Metaphern für Rassenhass
Und noch eine weitere Hintergrundinformation: Die Ton-Köpfe im Fenster, die ebenfalls wie archäologische Fundstücke wirken, heißen "Strange Fruit für Jean Garand". Jean Garand ist der Führer der südsudanesischen revolutionären Bewegung, die gegen den genannten Völkermord ankämpft. Und Strange Fruit heißt ein Lied von Billie Holliday, nach einem Text von Lewis Allen:
Southern trees bear strange fruit Blood on the leaves Blood at the root Black bodies swinging in the southern breeze Strange fruit hanging from the poplar trees Pastoral scene of the gallant south The bulging eyes and the twisted mouth The scent of magnolia sweet and fresh Then the sudden smell of burning flesh Here is a fruit for the crows to pluck for the rain to gather for the wind to suck for the sun to rot for the tree to drop Here is a strange and bitter crop.
Mit diesem Text wird der Süden der USA zur Zeit der Sklaverei und des Rassenhasses beschworen.
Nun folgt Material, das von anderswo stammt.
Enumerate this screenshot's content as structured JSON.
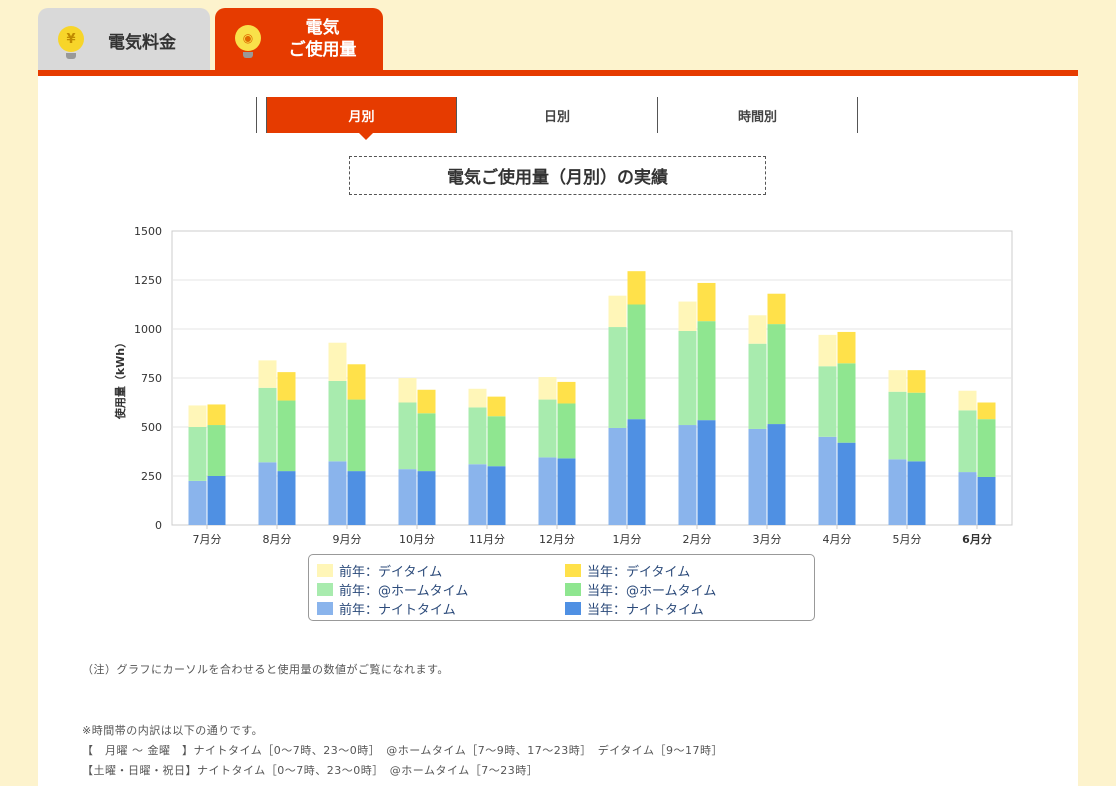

In Lynchjustiz aufgeknüpfte, an Bäumen hängende Schwarze als "fremde, merkwürdige Früchte" - eine kaum erträglich, furchtbare Metapher. Diagne Chanel überträgt sie auf Afrika, ein Kontinent, in dem über Sklaverei - auch heute - wenig gesprochen wird. Das bewegt die Künstlerin, darüber will sie sprechen - und sicher auch über viele andere Gedanken, die hinter ihren Bildern stehen, und über die Sie mit ihr persönlich sprechen können, wozu ich Sie herzlich einlade.